30th September 2014
Having left the Ruff behind at Abberton we headed across The Strood to Mersea and started at the jetty at the western end of West Mersea. The tide was out but on the turn so there was a rather large expanse of mud on either side of the jetty. As we went down on to the jetty over the water we came face to face with a rather unexpected visitor - a Common Seal. He seemed to be very much at home and dozed off at one point. Apparently he is no newcomer to the area, and often visits when there is any crabbing activity. There wasn't any today so it disappeared almost immediately.
There was also a good selection of gulls present, with all obviously used to people and were happy to walk within five yards. Here, in order of appearance are Black-headed Gull, Herring Gull and Lesser Black-backed Gull. Adult Lesser Black-backed Gulls have yellow legs but this near adult still retains its sub-adult pink legs.
No foreshore on Mersea is complete without an army of busy Turnstones, all scurrying round flipping over stones and sifting through seaweed. For some reason these waders are unnaturally tame and will come within just a couple of yards, far too close for my lens. A little more sombre at this time of year compared to their flamboyant summer plumage, but still attractive nevertheless.
Next stop was the beach at Seaview caravan park at the eastern end of West Mersea. The main reason for stopping off here was to see if we could find any Mediterranean Gulls in amongst the flocks of Black-headed Gulls. There was a flock of some 20 gulls by the water's edge but difficult to see what they were as we were looking into the sun, so we moved round to get the sun behind us. It wasn't looking too promising as a scan through the bins showed Black-headed after Black-headed and in accordance with the law according to Sod, the last gull in the pack was a Mediterranean. Having said that it was fairly obliging and stood there quite motionless as I edged closer and closer. This was a full adult in winter plumage hence the lack of its jet-black head. but still sporting that amazing red bill.

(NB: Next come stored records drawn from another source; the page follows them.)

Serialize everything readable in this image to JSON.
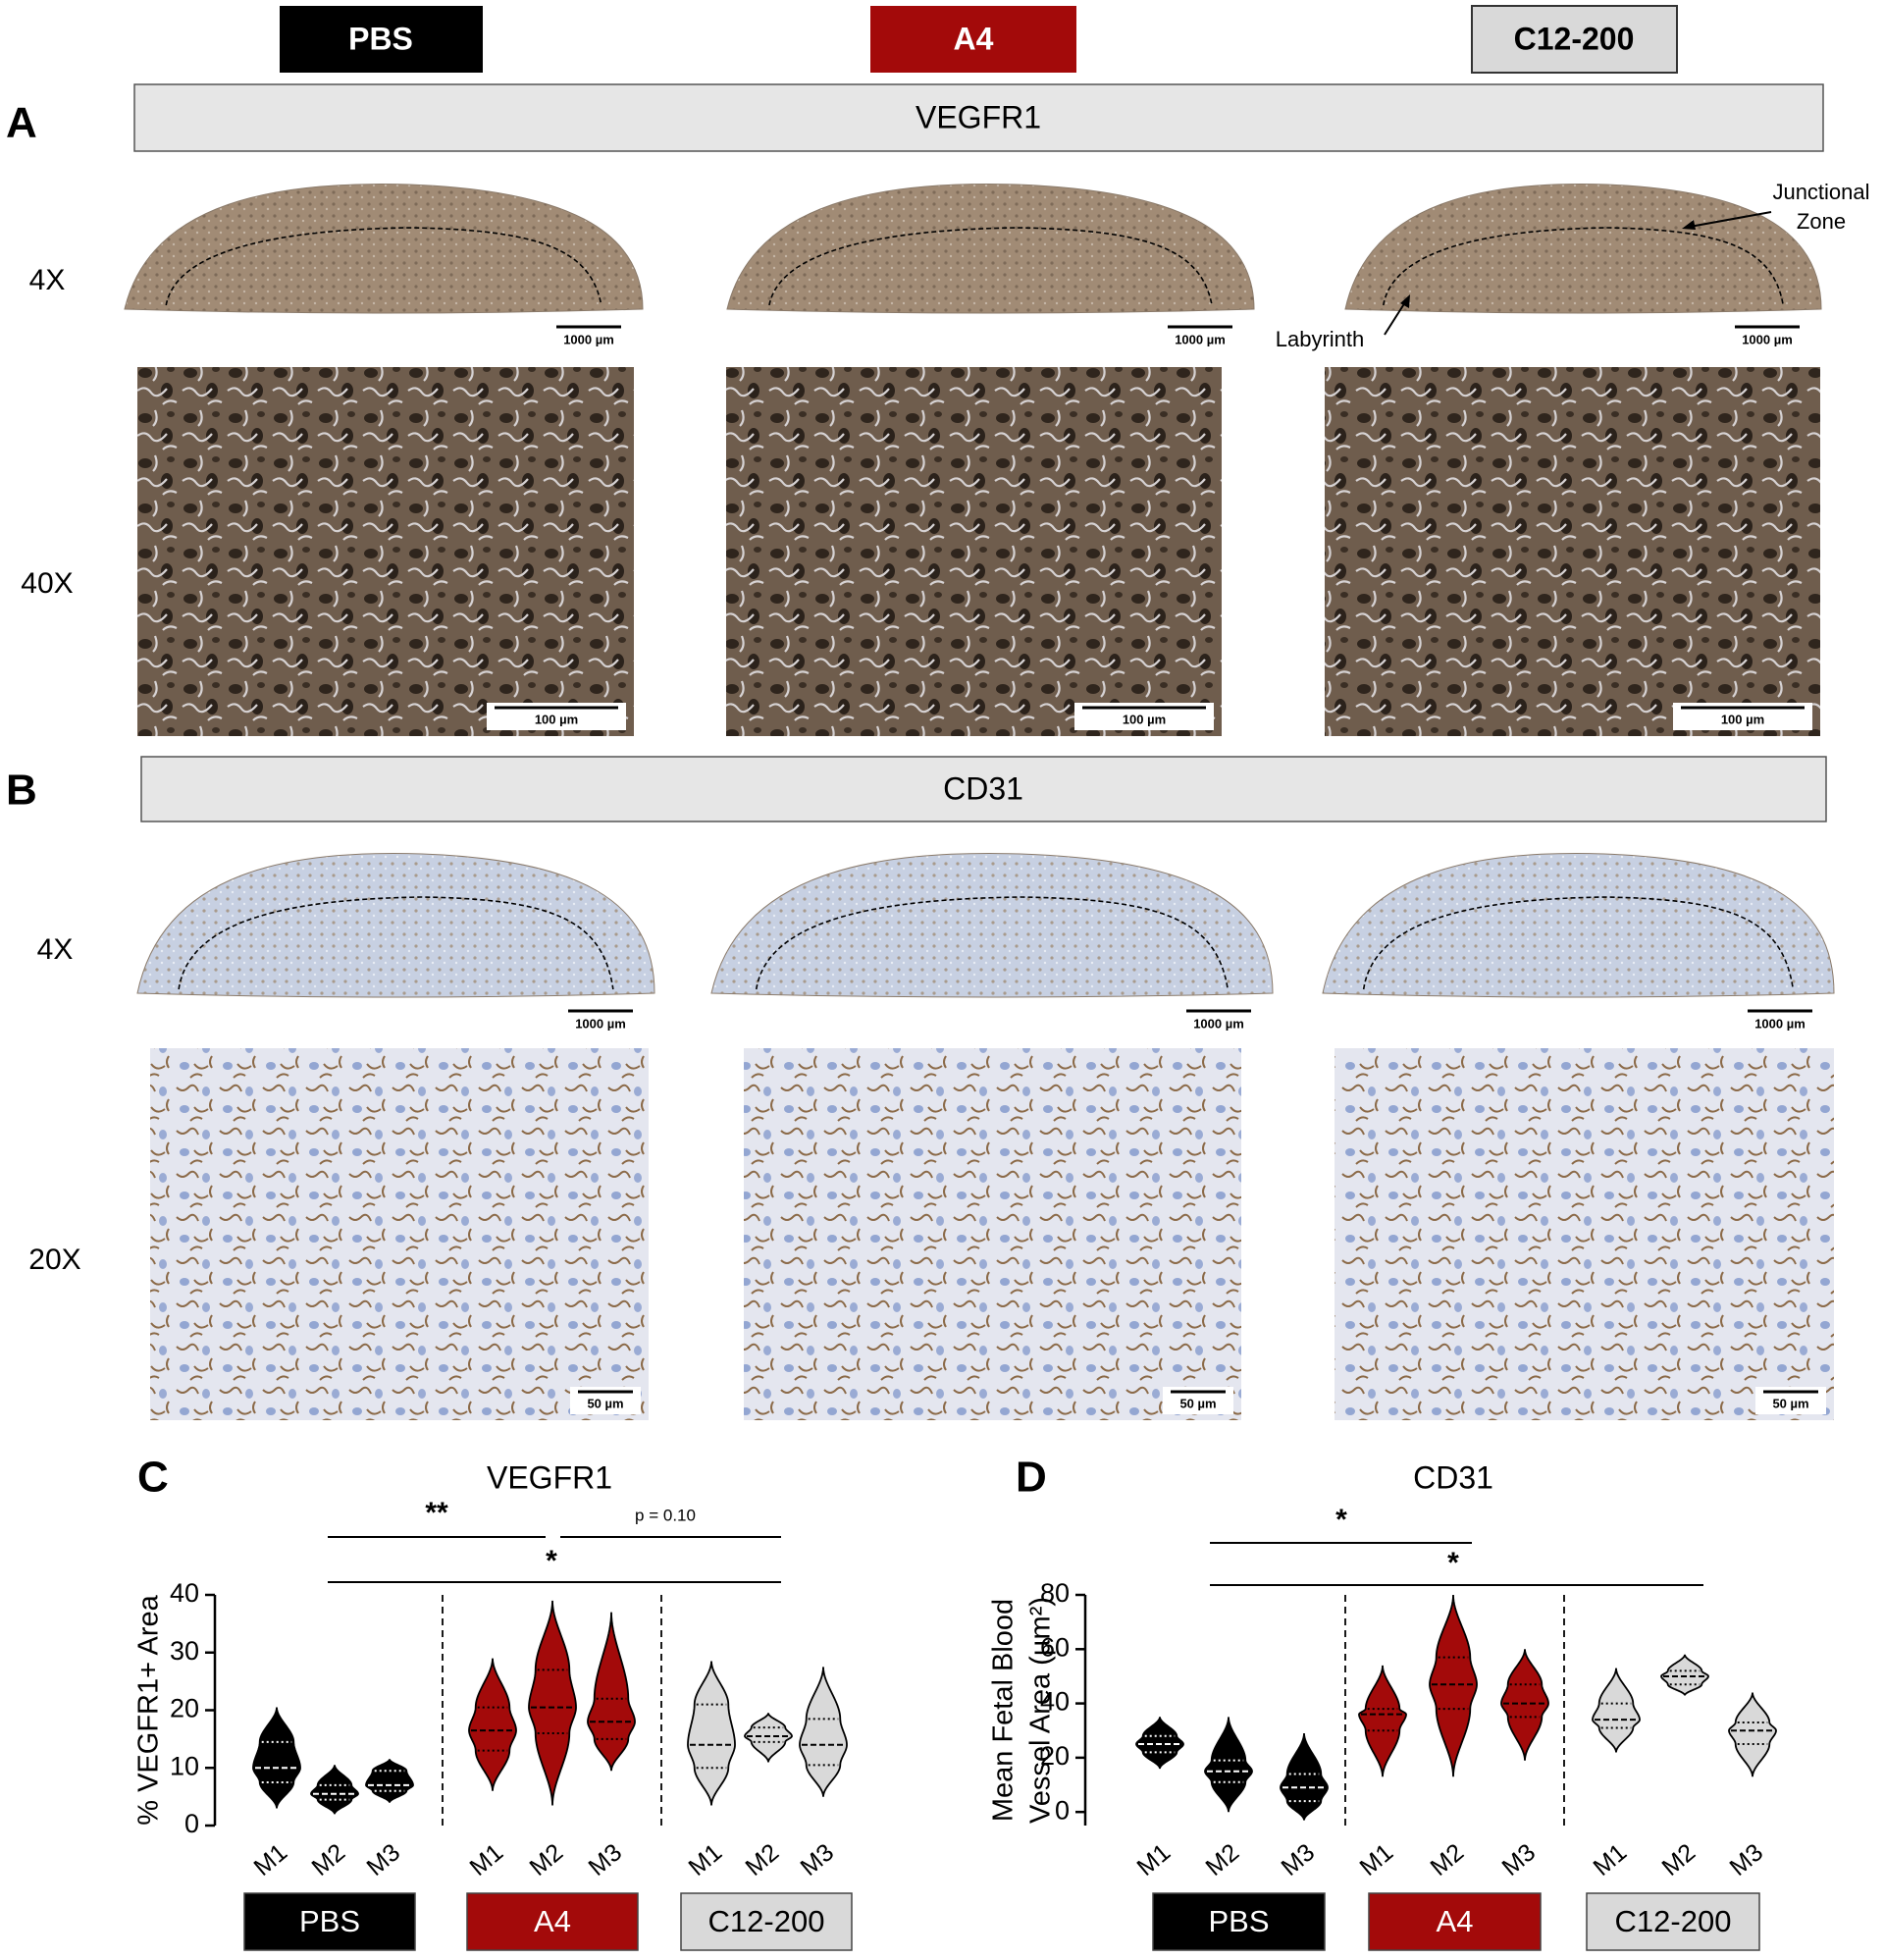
{
  "header": {
    "groups": [
      {
        "name": "PBS",
        "color": "#000000",
        "text_color": "#ffffff"
      },
      {
        "name": "A4",
        "color": "#a30a0a",
        "text_color": "#ffffff"
      },
      {
        "name": "C12-200",
        "color": "#d9d9d9",
        "text_color": "#000000"
      }
    ]
  },
  "panels": [
    {
      "letter": "A",
      "title": "VEGFR1",
      "rows": [
        {
          "label": "4X",
          "scale_bars": [
            "1000 µm",
            "1000 µm",
            "1000 µm"
          ]
        },
        {
          "label": "40X",
          "scale_bars": [
            "100 µm",
            "100 µm",
            "100 µm"
          ]
        }
      ],
      "annotations": [
        "Junctional",
        "Zone",
        "Labyrinth"
      ]
    },
    {
      "letter": "B",
      "title": "CD31",
      "rows": [
        {
          "label": "4X",
          "scale_bars": [
            "1000 µm",
            "1000 µm",
            "1000 µm"
          ]
        },
        {
          "label": "20X",
          "scale_bars": [
            "50 µm",
            "50 µm",
            "50 µm"
          ]
        }
      ]
    }
  ],
  "chart_data": [
    {
      "type": "violin",
      "letter": "C",
      "title": "VEGFR1",
      "ylabel": [
        "% VEGFR1+ Area"
      ],
      "ylim": [
        0,
        40
      ],
      "yticks": [
        0,
        10,
        20,
        30,
        40
      ],
      "categories": [
        "M1",
        "M2",
        "M3"
      ],
      "annotations": [
        "**",
        "p = 0.10",
        "*"
      ],
      "series": [
        {
          "name": "PBS",
          "color": "#000000",
          "line_color": "#ffffff",
          "text_color": "#ffffff",
          "values": [
            {
              "min": 3,
              "q1": 7.5,
              "median": 10,
              "q3": 14.5,
              "max": 20.5
            },
            {
              "min": 2,
              "q1": 4.5,
              "median": 5.5,
              "q3": 7,
              "max": 10.5
            },
            {
              "min": 4,
              "q1": 6,
              "median": 7,
              "q3": 9.5,
              "max": 11.5
            }
          ]
        },
        {
          "name": "A4",
          "color": "#a30a0a",
          "line_color": "#000000",
          "text_color": "#ffffff",
          "values": [
            {
              "min": 6,
              "q1": 13,
              "median": 16.5,
              "q3": 20.5,
              "max": 29
            },
            {
              "min": 3.5,
              "q1": 16,
              "median": 20.5,
              "q3": 27,
              "max": 39
            },
            {
              "min": 9.5,
              "q1": 15,
              "median": 18,
              "q3": 22,
              "max": 37
            }
          ]
        },
        {
          "name": "C12-200",
          "color": "#d9d9d9",
          "line_color": "#000000",
          "text_color": "#000000",
          "values": [
            {
              "min": 3.5,
              "q1": 10,
              "median": 14,
              "q3": 21,
              "max": 28.5
            },
            {
              "min": 11,
              "q1": 14.5,
              "median": 15.5,
              "q3": 17,
              "max": 19.5
            },
            {
              "min": 5,
              "q1": 10.5,
              "median": 14,
              "q3": 18.5,
              "max": 27.5
            }
          ]
        }
      ]
    },
    {
      "type": "violin",
      "letter": "D",
      "title": "CD31",
      "ylabel": [
        "Mean Fetal Blood",
        "Vessel Area (µm²)"
      ],
      "ylim": [
        -5,
        80
      ],
      "yticks": [
        0,
        20,
        40,
        60,
        80
      ],
      "categories": [
        "M1",
        "M2",
        "M3"
      ],
      "annotations": [
        "*",
        "*"
      ],
      "series": [
        {
          "name": "PBS",
          "color": "#000000",
          "line_color": "#ffffff",
          "text_color": "#ffffff",
          "values": [
            {
              "min": 16,
              "q1": 22,
              "median": 25,
              "q3": 28,
              "max": 35
            },
            {
              "min": 0,
              "q1": 11,
              "median": 15,
              "q3": 19,
              "max": 35
            },
            {
              "min": -3,
              "q1": 4,
              "median": 9,
              "q3": 14,
              "max": 29
            }
          ]
        },
        {
          "name": "A4",
          "color": "#a30a0a",
          "line_color": "#000000",
          "text_color": "#ffffff",
          "values": [
            {
              "min": 13,
              "q1": 30,
              "median": 36,
              "q3": 38,
              "max": 54
            },
            {
              "min": 13,
              "q1": 38,
              "median": 47,
              "q3": 57,
              "max": 80
            },
            {
              "min": 19,
              "q1": 35,
              "median": 40,
              "q3": 47,
              "max": 60
            }
          ]
        },
        {
          "name": "C12-200",
          "color": "#d9d9d9",
          "line_color": "#000000",
          "text_color": "#000000",
          "values": [
            {
              "min": 22,
              "q1": 31,
              "median": 34,
              "q3": 40,
              "max": 53
            },
            {
              "min": 43,
              "q1": 47,
              "median": 50,
              "q3": 52,
              "max": 58
            },
            {
              "min": 13,
              "q1": 25,
              "median": 30,
              "q3": 33,
              "max": 44
            }
          ]
        }
      ]
    }
  ]
}
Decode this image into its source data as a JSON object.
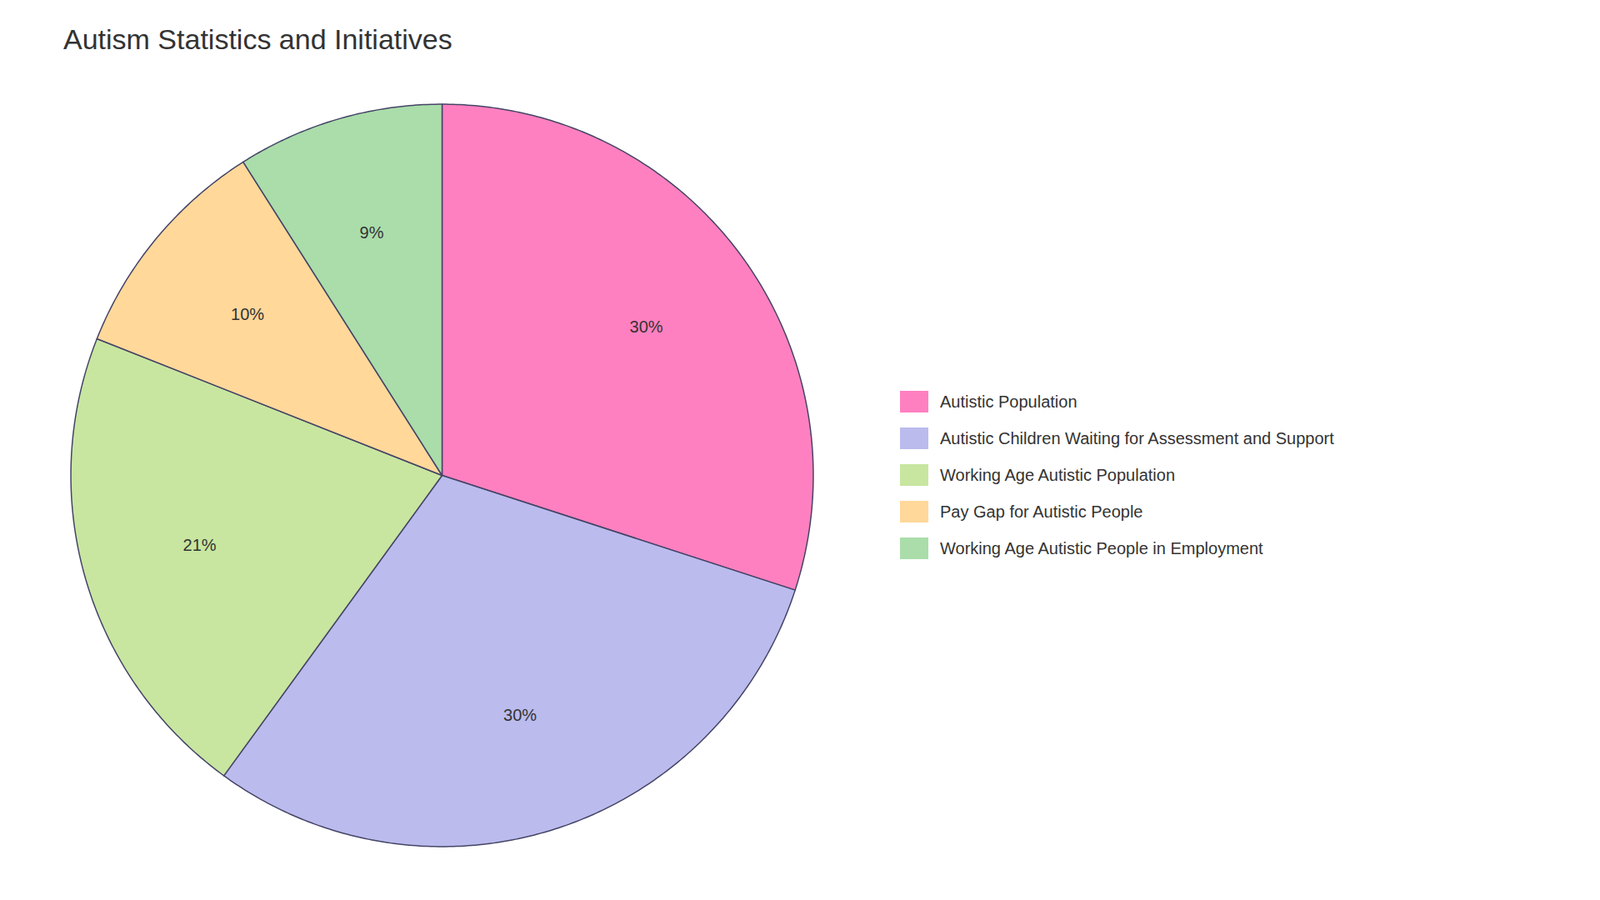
{
  "chart_data": {
    "type": "pie",
    "title": "Autism Statistics and Initiatives",
    "categories": [
      "Autistic Population",
      "Autistic Children Waiting for Assessment and Support",
      "Working Age Autistic Population",
      "Pay Gap for Autistic People",
      "Working Age Autistic People in Employment"
    ],
    "values": [
      30,
      30,
      21,
      10,
      9
    ],
    "value_labels": [
      "30%",
      "30%",
      "21%",
      "10%",
      "9%"
    ],
    "colors": [
      "#FF80C0",
      "#BBBBEE",
      "#C8E6A0",
      "#FFD89A",
      "#AADDAA"
    ],
    "data_labels": true,
    "legend": "right"
  }
}
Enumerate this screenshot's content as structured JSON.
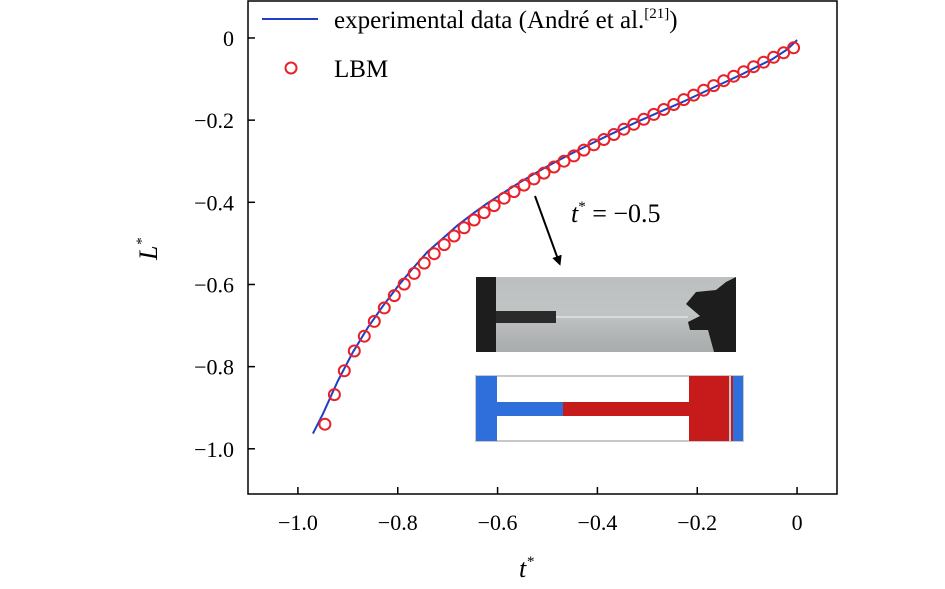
{
  "chart_data": {
    "type": "line",
    "xlabel": "t",
    "xlabel_sup": "*",
    "ylabel": "L",
    "ylabel_sup": "*",
    "xlim": [
      -1.1,
      0.08
    ],
    "ylim": [
      -1.11,
      0.09
    ],
    "x_ticks": [
      -1.0,
      -0.8,
      -0.6,
      -0.4,
      -0.2,
      0
    ],
    "x_tick_labels": [
      "−1.0",
      "−0.8",
      "−0.6",
      "−0.4",
      "−0.2",
      "0"
    ],
    "y_ticks": [
      0,
      -0.2,
      -0.4,
      -0.6,
      -0.8,
      -1.0
    ],
    "y_tick_labels": [
      "0",
      "−0.2",
      "−0.4",
      "−0.6",
      "−0.8",
      "−1.0"
    ],
    "grid": false,
    "legend_position": "top-left",
    "series": [
      {
        "name": "experimental data (André et al.",
        "name_ref": "[21]",
        "name_tail": ")",
        "style": "line",
        "color": "#1f3fc4",
        "x": [
          -0.97,
          -0.95,
          -0.92,
          -0.89,
          -0.86,
          -0.83,
          -0.8,
          -0.77,
          -0.74,
          -0.71,
          -0.68,
          -0.65,
          -0.62,
          -0.59,
          -0.56,
          -0.53,
          -0.5,
          -0.47,
          -0.44,
          -0.41,
          -0.38,
          -0.35,
          -0.32,
          -0.29,
          -0.26,
          -0.23,
          -0.2,
          -0.17,
          -0.14,
          -0.11,
          -0.08,
          -0.05,
          -0.02,
          0
        ],
        "y": [
          -0.963,
          -0.915,
          -0.835,
          -0.765,
          -0.705,
          -0.653,
          -0.605,
          -0.561,
          -0.52,
          -0.488,
          -0.456,
          -0.428,
          -0.402,
          -0.378,
          -0.355,
          -0.333,
          -0.312,
          -0.293,
          -0.274,
          -0.256,
          -0.238,
          -0.221,
          -0.204,
          -0.188,
          -0.172,
          -0.156,
          -0.139,
          -0.122,
          -0.105,
          -0.088,
          -0.07,
          -0.052,
          -0.028,
          -0.005
        ]
      },
      {
        "name": "LBM",
        "style": "markers",
        "marker": "open-circle",
        "color": "#e8222a",
        "x": [
          -0.946,
          -0.927,
          -0.907,
          -0.887,
          -0.867,
          -0.847,
          -0.827,
          -0.807,
          -0.787,
          -0.767,
          -0.747,
          -0.727,
          -0.707,
          -0.687,
          -0.667,
          -0.647,
          -0.627,
          -0.607,
          -0.587,
          -0.567,
          -0.547,
          -0.527,
          -0.507,
          -0.487,
          -0.467,
          -0.447,
          -0.427,
          -0.407,
          -0.387,
          -0.367,
          -0.347,
          -0.327,
          -0.307,
          -0.287,
          -0.267,
          -0.247,
          -0.227,
          -0.207,
          -0.187,
          -0.167,
          -0.147,
          -0.127,
          -0.107,
          -0.087,
          -0.067,
          -0.047,
          -0.027,
          -0.007
        ],
        "y": [
          -0.94,
          -0.868,
          -0.81,
          -0.762,
          -0.726,
          -0.69,
          -0.657,
          -0.627,
          -0.599,
          -0.573,
          -0.548,
          -0.525,
          -0.503,
          -0.482,
          -0.462,
          -0.443,
          -0.425,
          -0.408,
          -0.39,
          -0.374,
          -0.358,
          -0.343,
          -0.329,
          -0.314,
          -0.3,
          -0.287,
          -0.273,
          -0.26,
          -0.247,
          -0.235,
          -0.222,
          -0.21,
          -0.198,
          -0.186,
          -0.174,
          -0.162,
          -0.15,
          -0.139,
          -0.127,
          -0.116,
          -0.104,
          -0.093,
          -0.082,
          -0.07,
          -0.059,
          -0.047,
          -0.036,
          -0.024
        ]
      }
    ],
    "annotation": {
      "text_var": "t",
      "text_sup": "*",
      "text_rest": " = −0.5",
      "points_to_x": -0.5
    },
    "inset": {
      "experiment_image_colors": {
        "background": "#b9bcbd",
        "dark": "#1d1d1d"
      },
      "simulation_colors": {
        "blue": "#2f6fdc",
        "red": "#c71b1b",
        "border": "#c8c8c8"
      }
    }
  }
}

Now on to Cudmore Grove Country Park in East Mersea and a gentle wander down the path to the sea wall. Rather surprisingly the grazing meadows were already flooded even this early in the winter and there was a significant gathering of Black-tailed Godwits amongst the Little Egrets.
Further down by the sea wall a pair of Little Grebes were fishing on the borrowdyke amongst the loose flock of Wigeon which were having a drink and a break from grazing. In previous years I had always assumed that ducks entering eclipse plumage were well synchronised across all species, but this is clearly not the case. Mallard enter eclipse plumage much earlier than most species, even when they are still breeding. As a result they have all finished and the males are now back in their immaculate breeding plumage. At the other end of the spectrum, this male Wigeon still has a long way to go to attain his breeding plumage.
At that point a bird that was skimming along low over the borrowdyke caught my eye. As luck would have it, it landed on top of a bramble bush on the other side of the dyke, a lovely Stonechat. What a cracking way to end another fantastic day on Mersea.